With a capacity almost four times that of Melbourne's next largest reservoir, the Thomson Dam was designed as a drought reserve — to be built up in wet years and used in dry years.
On 31 July 1984, the newly-built reservoir was officially included in Melbourne's total water storages, more than doubling storage capacity. Still virtually empty when factored in, its size dragged down the city's storage levels from 65% to 26% overnight. It has been full three times: 1992, 1993 and 1996.

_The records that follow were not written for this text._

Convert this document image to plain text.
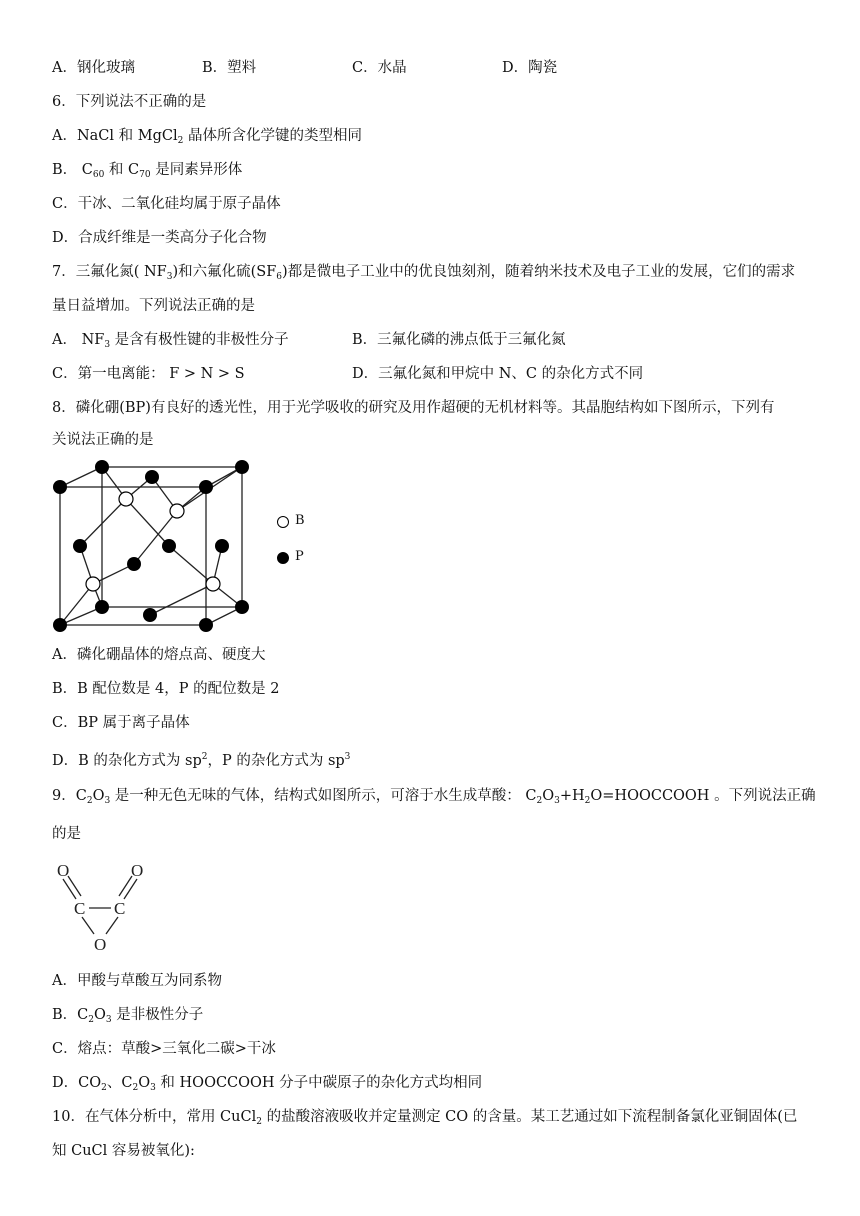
A．钢化玻璃	B．塑料	C．水晶	D．陶瓷
6．下列说法不正确的是
A．NaCl 和 MgCl$_2$ 晶体所含化学键的类型相同
B． $C_{60}$ 和 $C_{70}$ 是同素异形体
C．干冰、二氧化硅均属于原子晶体
D．合成纤维是一类高分子化合物
7．三氟化氮( $NF_3$)和六氟化硫$(SF_6)$都是微电子工业中的优良蚀刻剂，随着纳米技术及电子工业的发展，它们的需求
量日益增加。下列说法正确的是
A． $NF_3$ 是含有极性键的非极性分子	B．三氟化磷的沸点低于三氟化氮
C．第一电离能： F > N > S	D．三氟化氮和甲烷中 N、C 的杂化方式不同
8．磷化硼(BP)有良好的透光性，用于光学吸收的研究及用作超硬的无机材料等。其晶胞结构如下图所示，下列有
关说法正确的是
B
P
A．磷化硼晶体的熔点高、硬度大
B．B 配位数是 4，P 的配位数是 2
C．BP 属于离子晶体
D．B 的杂化方式为 $sp^2$，P 的杂化方式为 $sp^3$
9．$C_2O_3$ 是一种无色无味的气体，结构式如图所示，可溶于水生成草酸： $C_2O_3+H_2O=HOOCCOOH$ 。下列说法正确
的是
O	O
C C
O
A．甲酸与草酸互为同系物
B．$C_2O_3$ 是非极性分子
C．熔点：草酸>三氧化二碳>干冰
D．$CO_2$、$C_2O_3$ 和 HOOCCOOH 分子中碳原子的杂化方式均相同
10．在气体分析中，常用 CuCl$_2$ 的盐酸溶液吸收并定量测定 CO 的含量。某工艺通过如下流程制备氯化亚铜固体(已
知 CuCl 容易被氧化):
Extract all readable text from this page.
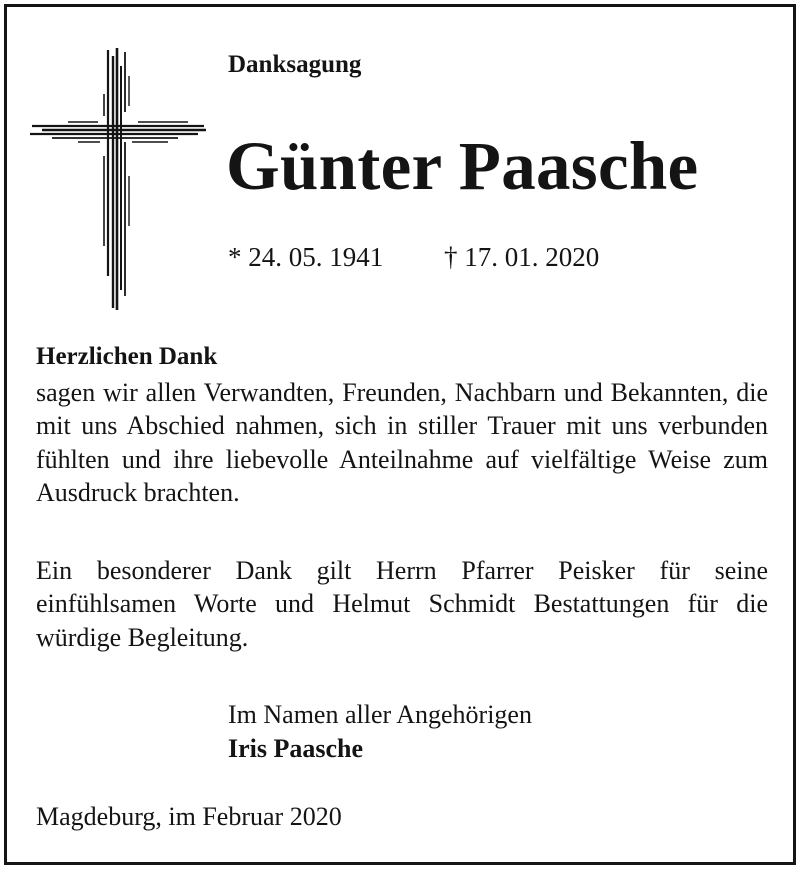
Danksagung
Günter Paasche
* 24. 05. 1941 † 17. 01. 2020
Herzlichen Dank

sagen wir allen Verwandten, Freunden, Nachbarn und Bekannten, die mit uns Abschied nahmen, sich in stiller Trauer mit uns verbunden fühlten und ihre liebevolle Anteilnahme auf vielfältige Weise zum Ausdruck brachten.

Ein besonderer Dank gilt Herrn Pfarrer Peisker für seine einfühlsamen Worte und Helmut Schmidt Bestattungen für die würdige Begleitung.

Im Namen aller Angehörigen
Iris Paasche
Magdeburg, im Februar 2020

Storage and inflow over the years
The commonly-held notion that Thomson would 'drought proof' Melbourne was severely tested in the 1997 to 2009 Millennium Drought, when record low inflows led to its storage levels dropping from full to just 16% of capacity in mid-2009.
It then recovered with help from exceptionally high rainfall in 2010 and 2011 — Australia’s wettest two-year period on record. This allowed the Thomson to ‘rest and refill’ while it was kept from supplying Melbourne, with other parts of the water supply network providing water instead.
The following graphs show how much water has flowed into Thomson since 1984 and the corresponding storage levels over this time, including the effect of the below-average inflows from 1997 to mid-2009.
Thomson Reservoir storage levels (1984–2020)
The blue line shows changes in the volume of water in Thomson between 1984 and 2020. It has been full three times: 1992, 1993 and 1996.
Thomson Reservoir inflow levels (1984–2019)
The light blue bars show how much water has flowed into Thomson each year since 1984. The dark blue lines show how the average has changed in the past 36 years — from a yearly average of 254 billion litres to 159 billion litres. It's a similar story with Melbourne's nine other reservoirs.